I'm trying to extract the text from both .ppt and .pptx files using python on a serverless platform. Currently .pptx files are dealt with using python-pptx, however this package doesn't support .ppt files. I'm aware that usually you can use win32com to open a PowerPoint application to convert them, but I don't have this capability on the serverless platform. Are there any non-API solutions I could use to extract the text from the file?


Solution

  • I managed to find a solution to this, it's certainly not optimal but did the job.
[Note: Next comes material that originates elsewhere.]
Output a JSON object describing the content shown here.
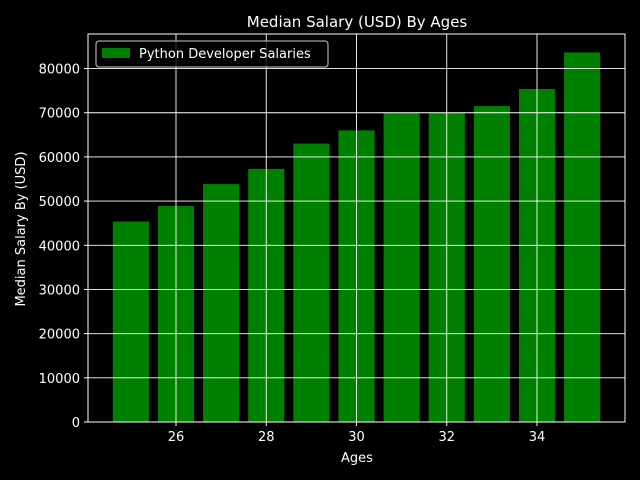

Hope it helps anyone who has been stuck on the same issue.

    import olefile
    import re
    
    ppt_file_path = 'path/to/file.ppt'
    with olefile.OleFileIO(ppt_file_path) as ole:
      bin_data = ole.openstream("PowerPoint Document").read()
    
    def remove_non_printable_characters(input_string):
        printable_regex = re.compile('[^\x20-\x7E]')
        cleaned_string = printable_regex.sub('', input_string)
        return(cleaned_string)
    text_data = bin_data.decode('utf-8', errors='replace')
    all_text = re.findall('\x00\x00[a-zA-Z0-9].*?\x00\x00', text_data)
    all_text = [x.replace('\x00\x00', '') for x in all_text if x != '\x00\x00\x00\x00']
    all_text = [x for x in all_text if len(x) <= len(remove_non_printable_characters(x))]
    

    EDIT: Turns out this doesn't get all the text within a .ppt file. I repurposed the code from oledump. Once you have the text you can use text cleaning methods to get it as you want :)

    
    import olefile
    import re
    
    REGEX_STANDARD = b'[\x09\x20-\x7E]'
    def extract_unicode(data):
        regex = b'((' + REGEX_STANDARD + b'\x00){%d,})'
        return [foundunicodestring.replace(b'\x00', b'') for foundunicodestring, dummy in re.findall(regex % 4, data)]
    
    def extract_ascii(data):
        regex = REGEX_STANDARD + b'{%d,}'
        return [foundasciistring for foundasciistring in re.findall(regex % 4, data)]
    
    ole = olefile.OleFileIO('/path/to/ppt.ppt')
    text = ole.openstream('PowerPoint Document')
    read = text.readlines()
    ole.close()
    all_unicode = []
    for r in read:
      extracted_ascii = extract_ascii(r) + extract_unicode(r)
      all_unicode.append(' '.join([x.decode('utf-8', errors = 'replace') for x in extracted_unicode]))
    
    my_str =' '.join(all_unicode)
    my_str